For a patient-facing comparison, refer them to Alternatives to Kerendia.

Workflow Tips for Your Practice

Incorporating the following into your practice workflow can reduce Kerendia access issues:

  • Pre-prescribing checklist: Before sending the prescription, verify insurance coverage, initiate PA if needed, and discuss cost/savings programs with the patient.
  • Preferred pharmacy list: Maintain a short list of specialty pharmacies that reliably stock Kerendia. Share this with patients at the point of prescribing.
  • Follow-up within 1 week: Check in with patients within 7 days of prescribing to confirm they've obtained the medication and started treatment.
  • Lab coordination: Schedule baseline potassium and eGFR checks before the prescription is sent, so results are available for PA documentation.

Final Thoughts

Kerendia access is a solvable problem, but it requires proactive steps from the prescribing team. By connecting patients with the right pharmacies, streamlining prior authorization, and addressing cost barriers upfront, you can significantly reduce the time between clinical decision and treatment initiation.

Use Medfinder for Providers as part of your workflow, and direct patients to the platform whenever they report difficulty finding Kerendia.

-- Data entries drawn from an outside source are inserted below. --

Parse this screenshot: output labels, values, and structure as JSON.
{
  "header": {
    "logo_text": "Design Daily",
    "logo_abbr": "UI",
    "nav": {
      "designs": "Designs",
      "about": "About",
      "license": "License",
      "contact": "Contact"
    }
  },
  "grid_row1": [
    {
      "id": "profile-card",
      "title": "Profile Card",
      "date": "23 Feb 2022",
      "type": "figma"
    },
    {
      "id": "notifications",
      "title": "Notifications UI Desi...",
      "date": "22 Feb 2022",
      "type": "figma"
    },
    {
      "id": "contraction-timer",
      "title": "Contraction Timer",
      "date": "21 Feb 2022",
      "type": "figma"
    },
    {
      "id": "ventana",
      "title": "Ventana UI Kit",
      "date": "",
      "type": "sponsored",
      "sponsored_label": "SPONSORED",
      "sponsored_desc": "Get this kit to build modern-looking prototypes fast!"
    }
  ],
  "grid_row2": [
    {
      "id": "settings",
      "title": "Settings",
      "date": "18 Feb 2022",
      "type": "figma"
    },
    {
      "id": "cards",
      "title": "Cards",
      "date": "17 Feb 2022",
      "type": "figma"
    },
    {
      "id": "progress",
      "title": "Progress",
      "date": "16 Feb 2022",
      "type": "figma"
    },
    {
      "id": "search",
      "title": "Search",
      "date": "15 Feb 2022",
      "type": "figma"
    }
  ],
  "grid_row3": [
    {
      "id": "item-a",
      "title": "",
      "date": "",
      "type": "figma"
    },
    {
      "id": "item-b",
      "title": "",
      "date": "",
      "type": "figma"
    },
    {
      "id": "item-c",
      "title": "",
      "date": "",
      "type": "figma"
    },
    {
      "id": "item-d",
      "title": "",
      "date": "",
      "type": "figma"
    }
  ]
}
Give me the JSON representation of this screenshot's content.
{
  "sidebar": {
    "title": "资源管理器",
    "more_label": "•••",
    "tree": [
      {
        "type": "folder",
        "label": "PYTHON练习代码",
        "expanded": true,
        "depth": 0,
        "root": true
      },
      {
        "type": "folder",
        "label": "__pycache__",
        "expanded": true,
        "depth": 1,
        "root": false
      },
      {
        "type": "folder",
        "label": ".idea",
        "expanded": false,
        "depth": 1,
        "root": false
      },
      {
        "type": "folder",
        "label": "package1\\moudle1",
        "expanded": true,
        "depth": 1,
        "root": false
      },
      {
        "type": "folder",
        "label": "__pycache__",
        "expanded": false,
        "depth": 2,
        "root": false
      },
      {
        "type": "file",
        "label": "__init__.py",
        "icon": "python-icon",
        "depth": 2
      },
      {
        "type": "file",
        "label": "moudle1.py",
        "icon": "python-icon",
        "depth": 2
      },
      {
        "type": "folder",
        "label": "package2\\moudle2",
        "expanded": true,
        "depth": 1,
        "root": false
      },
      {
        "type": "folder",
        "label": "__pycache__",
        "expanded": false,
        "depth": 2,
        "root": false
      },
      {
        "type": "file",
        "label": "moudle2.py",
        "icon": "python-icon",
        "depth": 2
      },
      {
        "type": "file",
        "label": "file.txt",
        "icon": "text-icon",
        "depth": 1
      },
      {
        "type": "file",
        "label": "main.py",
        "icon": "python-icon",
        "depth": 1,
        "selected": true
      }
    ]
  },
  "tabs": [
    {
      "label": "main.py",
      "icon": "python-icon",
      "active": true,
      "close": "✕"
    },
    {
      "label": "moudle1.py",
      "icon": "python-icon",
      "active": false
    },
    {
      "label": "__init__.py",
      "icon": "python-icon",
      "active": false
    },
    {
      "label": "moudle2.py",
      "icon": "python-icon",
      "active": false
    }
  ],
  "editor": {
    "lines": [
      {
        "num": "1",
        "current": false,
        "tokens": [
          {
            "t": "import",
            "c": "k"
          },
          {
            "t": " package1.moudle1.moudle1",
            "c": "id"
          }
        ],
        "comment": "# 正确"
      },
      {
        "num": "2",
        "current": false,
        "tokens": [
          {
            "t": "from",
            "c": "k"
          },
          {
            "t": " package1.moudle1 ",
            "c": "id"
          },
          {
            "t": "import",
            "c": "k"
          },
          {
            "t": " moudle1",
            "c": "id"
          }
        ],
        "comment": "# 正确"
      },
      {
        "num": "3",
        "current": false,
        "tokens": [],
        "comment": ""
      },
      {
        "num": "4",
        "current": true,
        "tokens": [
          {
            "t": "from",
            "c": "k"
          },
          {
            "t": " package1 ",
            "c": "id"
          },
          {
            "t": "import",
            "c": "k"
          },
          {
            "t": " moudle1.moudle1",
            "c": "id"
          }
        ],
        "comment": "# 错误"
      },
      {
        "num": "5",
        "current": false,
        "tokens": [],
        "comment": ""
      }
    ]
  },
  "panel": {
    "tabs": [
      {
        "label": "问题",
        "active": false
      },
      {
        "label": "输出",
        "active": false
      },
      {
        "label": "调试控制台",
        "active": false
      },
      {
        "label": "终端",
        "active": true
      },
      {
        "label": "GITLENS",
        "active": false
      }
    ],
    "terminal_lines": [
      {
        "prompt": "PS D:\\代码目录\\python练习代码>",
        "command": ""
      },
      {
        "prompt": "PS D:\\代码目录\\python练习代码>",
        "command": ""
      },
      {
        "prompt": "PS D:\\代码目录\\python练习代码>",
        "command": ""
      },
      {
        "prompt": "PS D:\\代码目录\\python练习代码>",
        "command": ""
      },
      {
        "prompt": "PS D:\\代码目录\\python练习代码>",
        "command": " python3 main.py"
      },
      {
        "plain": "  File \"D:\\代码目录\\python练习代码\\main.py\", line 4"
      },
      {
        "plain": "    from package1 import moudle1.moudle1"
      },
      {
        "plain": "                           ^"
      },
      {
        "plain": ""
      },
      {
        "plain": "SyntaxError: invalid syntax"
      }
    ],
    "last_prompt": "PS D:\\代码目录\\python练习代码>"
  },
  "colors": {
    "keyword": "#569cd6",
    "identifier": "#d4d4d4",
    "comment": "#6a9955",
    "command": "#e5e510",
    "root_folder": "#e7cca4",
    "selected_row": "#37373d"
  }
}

For a broader overview of the current supply landscape, see our clinical briefing: Kerendia Shortage: What Providers Need to Know in 2026.

Why can't my patients find Kerendia at their pharmacy?

Kerendia is not in a formal shortage, but many retail pharmacies don't stock it because it's an expensive ($670–$950/month), single-source brand-name medication with limited local demand. Specialty pharmacies and mail-order options are more reliable sources.

How can I speed up prior authorization for Kerendia?

Have diagnosis codes (E11.22), recent labs (eGFR, UACR, potassium, HbA1c), ACEi/ARB documentation, and clinical rationale prepared in advance. Using electronic prior authorization (ePA) through your EHR can reduce turnaround from days to hours.

What financial assistance programs are available for Kerendia patients?

Bayer offers a Savings Card (commercially insured patients may pay $0 copay) and a Patient Assistance Program (free medication for qualifying uninsured/underinsured patients). Medicare Extra Help enrollees may pay $10 or less per month. Third-party discount cards like SingleCare can reduce cash price to approximately $670/month.

What are the best alternatives if a patient cannot access Kerendia?

Spironolactone ($4–$20/month, generic) and Eplerenone ($15–$60/month, generic) are steroidal MRAs that may be considered. SGLT2 inhibitors like Dapagliflozin (Farxiga) and Empagliflozin (Jardiance) offer complementary kidney and heart protection through a different mechanism.